Я очень не хотел видеть человека, лишившего жизни Веру, поэтому ушел незадолго до нее, с приятным чувством освобождения думая, что покидаю свой дом навсегда.
Надя вызвала «Скорую», и Васю забрали с моим паспортом. Мы договорились, что, если врачи уличат ее в подмене, она сделает вид, будто случайно ошиблась, и даст настоящие Васины документы. Но все прошло без сучка без задоринки, Георгий Петрович Шелест оказался госпитализирован в одну из скоропомощных больниц нашего города, а я поехал к Андрею и провел в его загородном доме прекрасные две недели, пока врачи боролись за «мою» жизнь.
Битву они проиграли, и Шелест благополучно скончался от цирроза печени. Вполне достойный диагноз для тихого алкоголика.
Надя забрала свидетельство о смерти и занялась похоронами, а я тихонько пробрался в Васину квартиру и стал превращаться в шизофреника. Правда, это пришлось немного отложить, пока я не сделал генеральную уборку. Надя никогда не отличалась аккуратностью и любовью к чистоте.
Когда ты умер, как-то не с руки на следующий день выходить на работу, даже если ты трудишься на кладбище. Пришлось навсегда проститься с лопатой могильщика. Это было жаль, я привык к физическому труду.
А Игнатия я взял с собой в новую жизнь, конспирация и переодевание в торговом центре были мне привычны и приятны. Поначалу я слегка опасался выходить из квартиры, думал, вдруг какой-нибудь не в меру ретивый сосед донесет на меня психоневрологический диспансер или в милицию, но все обошлось. Я отпустил такую амбивалентную бородку, которая могла сойти и за неухоженную щетину, и за стильную трехдневную небритость, нашел старые Васины шмотки и стал выходить, горбясь и потупя взор, прижимая к себе, как щит, старую болоньевую авоську с драным швом, где у меня лежал фирменный прикид Игнатия, и направлялся в торговый центр или в кафе преображаться. Ничто не помешало бы мне купить квартиру на свое третье (или четвертое, если считать Игнатия) имя и спокойно перевоплощаться там в кого угодно, но мне, во-первых, было лень, а во-вторых, вся эта конспирация и тайна будоражили меня, хоть немного привносили интереса в жизнь.
От перемены места я ждал большего.
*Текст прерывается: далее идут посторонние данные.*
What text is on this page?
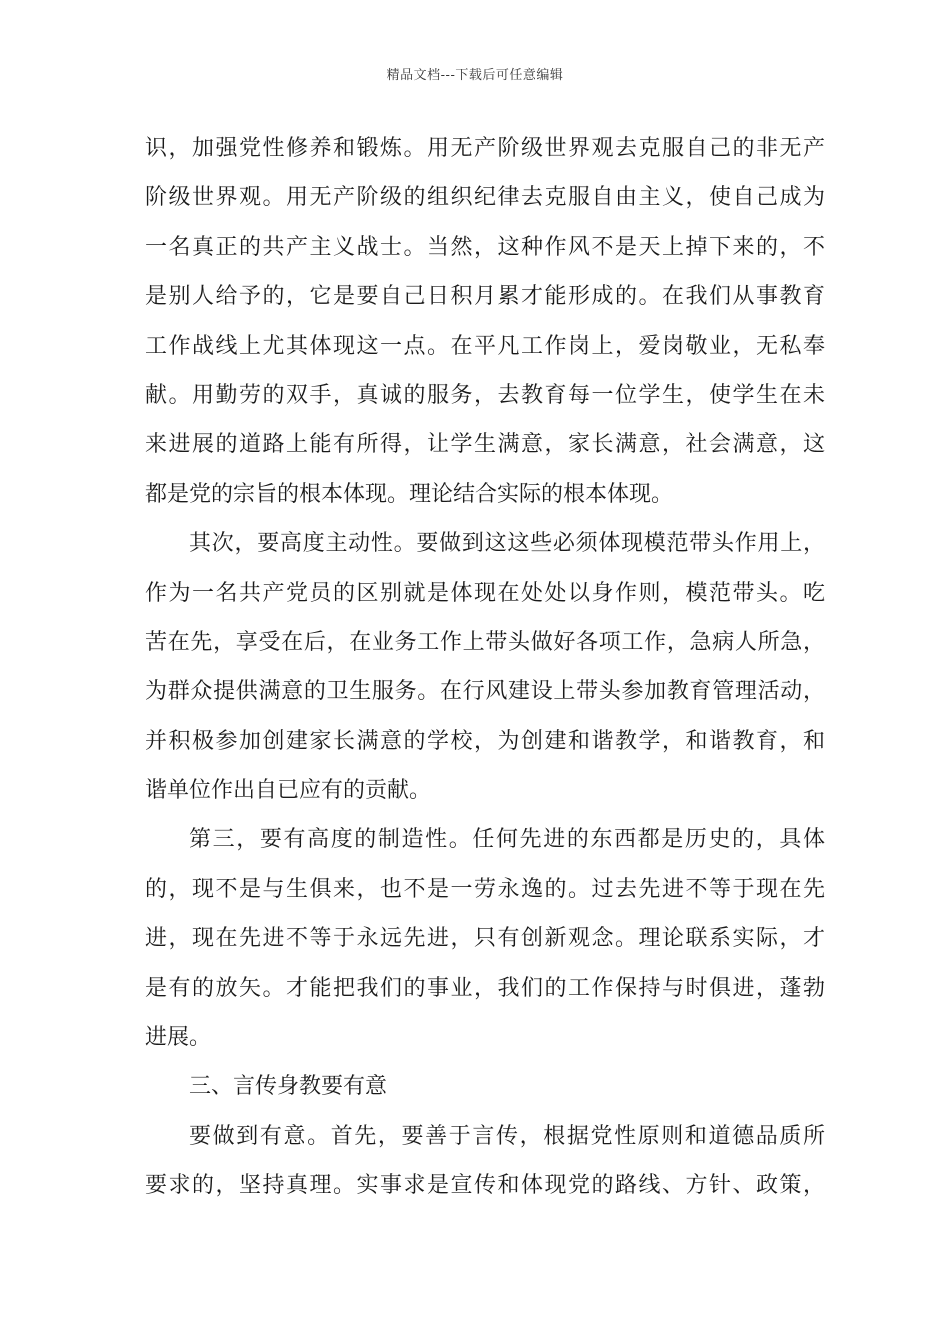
精品文档---下载后可任意编辑
识，加强党性修养和锻炼。用无产阶级世界观去克服自己的非无产
阶级世界观。用无产阶级的组织纪律去克服自由主义，使自己成为
一名真正的共产主义战士。当然，这种作风不是天上掉下来的，不
是别人给予的，它是要自己日积月累才能形成的。在我们从事教育
工作战线上尤其体现这一点。在平凡工作岗上，爱岗敬业，无私奉
献。用勤劳的双手，真诚的服务，去教育每一位学生，使学生在未
来进展的道路上能有所得，让学生满意，家长满意，社会满意，这
都是党的宗旨的根本体现。理论结合实际的根本体现。
其次，要高度主动性。要做到这这些必须体现模范带头作用上，
作为一名共产党员的区别就是体现在处处以身作则，模范带头。吃
苦在先，享受在后，在业务工作上带头做好各项工作，急病人所急，
为群众提供满意的卫生服务。在行风建设上带头参加教育管理活动，
并积极参加创建家长满意的学校，为创建和谐教学，和谐教育，和
谐单位作出自已应有的贡献。
第三，要有高度的制造性。任何先进的东西都是历史的，具体
的，现不是与生俱来，也不是一劳永逸的。过去先进不等于现在先
进，现在先进不等于永远先进，只有创新观念。理论联系实际，才
是有的放矢。才能把我们的事业，我们的工作保持与时俱进，蓬勃
进展。
三、言传身教要有意
要做到有意。首先，要善于言传，根据党性原则和道德品质所
要求的，坚持真理。实事求是宣传和体现党的路线、方针、政策，
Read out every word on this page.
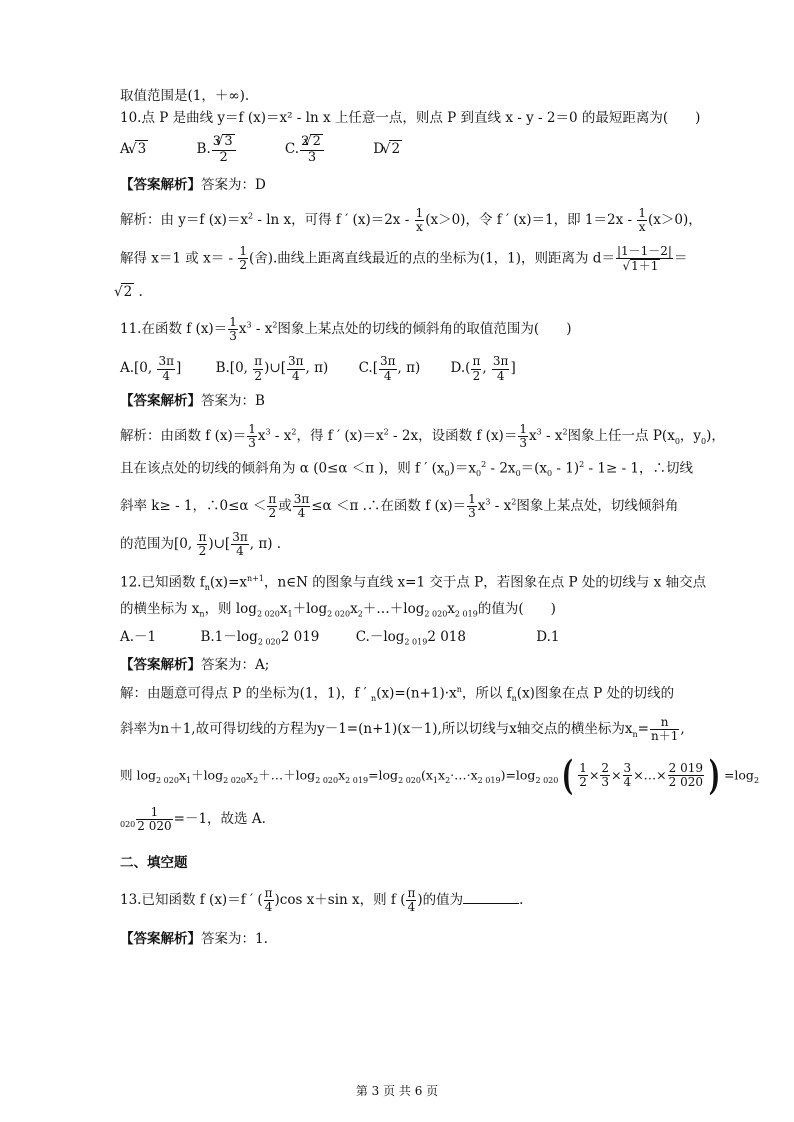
取值范围是(1，＋∞).
10.点 P 是曲线 y＝f (x)＝x² - ln x 上任意一点，则点 P 到直线 x - y - 2＝0 的最短距离为(　　)
A. √ 3	B. $\frac{3 √ 3}{2}$	C. $\frac{2 √ 2}{3}$	D. √ 2
【答案解析】答案为：D
解析：由 y＝f $(x)=x^2 - \ln x$，可得 f ′ $(x)=2x - \frac{1}{x} (x>0)$，令 f ′ (x)＝1，即 $1=2x - \frac{1}{x} (x>0)$，
解得 x＝1 或 $x= - \frac{1}{2}$ (舍).曲线上距离直线最近的点的坐标为(1，1)，则距离为 d＝ |1－1－2|
√ 1＋1 ＝
√ 2 .
11.在函数 f $(x)= \frac{1}{3} x^3 - x^2$图象上某点处的切线的倾斜角的取值范围为(　　)
A.[0, $\frac{3\pi}{4}$ ]	B.[0, $\frac{\pi}{2}$ )∪[ $\frac{3\pi}{4}$ , π) $C.[ \frac{3\pi}{4}$ , π) $D.( \frac{\pi}{2}$ , $\frac{3\pi}{4}$ ]
【答案解析】答案为：B
解析：由函数 f $(x)= \frac{1}{3} x^3 - x^2$，得 f ′ $(x)=x^2 - 2x$，设函数 f $(x)= \frac{1}{3} x^3 - x^2$图象上任一点 $P(x_0$，$y_0$)，
且在该点处的切线的倾斜角为 α (0≤α ＜π )，则 f ′ $(x_0)=x_0^2 - 2x_0=(x_0 - 1)^2 - 1\ge - 1$，∴切线
斜率 k≥ - 1，∴0≤α ＜ $\frac{\pi}{2}$ 或 $\frac{3\pi}{4} \le\alpha <\pi$ .∴在函数 f $(x)= \frac{1}{3} x^3 - x^2$图象上某点处，切线倾斜角
的范围为[0, $\frac{\pi}{2}$ )∪[ $\frac{3\pi}{4}$ , π) .
12.已知函数 $f_n(x)=x^{n+1}$，n∈N 的图象与直线 x=1 交于点 P，若图象在点 P 处的切线与 x 轴交点
的横坐标为 $x_n$，则 $\log_{2 020}x_1+\log_{2 020}x_2+\dots+\log_{2 020}x_{2 019}$的值为(　　)
A.－1	$B.1-\log_{2 020}2$ 019	$C.-\log_{2 019}2$ 018	D.1
【答案解析】答案为：A;
解：由题意可得点 P 的坐标为(1，1)，f ′ $_n(x)=(n+1)\cdot x^n$，所以 $f_n(x)$图象在点 P 处的切线的
斜率为n＋1,故可得切线的方程为y－1=(n+1)(x－1),所以切线与x轴交点的横坐标为$x_n= \frac{n}{n+1}$ ,
则 $\log_{2 020}x_1+\log_{2 020}x_2+\dots+\log_{2 020}x_{2 019}=\log_{2 020}(x_1x_2\cdot\dots\cdot x_{2 019})=\log_{2 020}( \frac{1}{2} \times \frac{2}{3} \times \frac{3}{4}$ ×…× $\frac{2 019}{2 020}$ ) $=\log_2$
$_{020} \frac{1}{2 020} =-1$，故选 A.
二、填空题
13.已知函数 f (x)＝f ′ ( $\frac{\pi}{4} )\cos$ x＋sin x，则 f ( $\frac{\pi}{4}$ )的值为	.
【答案解析】答案为：1.
第 3 页 共 6 页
Воспоминаний, снов, чего-нибудь такого, что хоть на секунду вернуло бы меня в прошлое. Но нет, в этом доме ничего не осталось от моей любимой. Васина мать уничтожила все ее вещи, даже кровать куда-то исчезла, а потом, за прошедшие годы они с Наденькой ужасающе запустили квартиру, и мысль, что Вера когда-то жила в этом гадюшнике, была даже неприятной.
Раз пришлось уйти с кладбища, делать мне большую часть дня стало нечего, а привыкшее к физическому труду тело отказывалось тупо валяться на диване, да и диван был таков, что на него, прямо скажем, не тянуло. Я затеял ремонт, наняв себе через газету помощника, но основное все делал сам. Мне нравилось овладевать новыми навыками, нравилось, что у меня хорошо получается, приятно было запаривать доширак и есть его на пару с помощником, угрюмым мужиком, тем более мы достаточно быстро опознали друг в друге бывших сидельцев. По привычке я воображал, как Вера принимает участие в процессе, выбирает обои, может быть, разводит клей или даже штукатурит стены в шапочке, сложенной из газеты. Почему-то я чрезвычайно ясно представлял сардельки, которые она варит нам с помощником в конце рабочего дня: упругие, розовые, с чуть треснувшей оболочкой и с капельками жира, плавающими на поверхности воды. Я почти наяву слышал их запах и представлял, как брызнет сок, если надкусить сардельку, не сняв кожицу.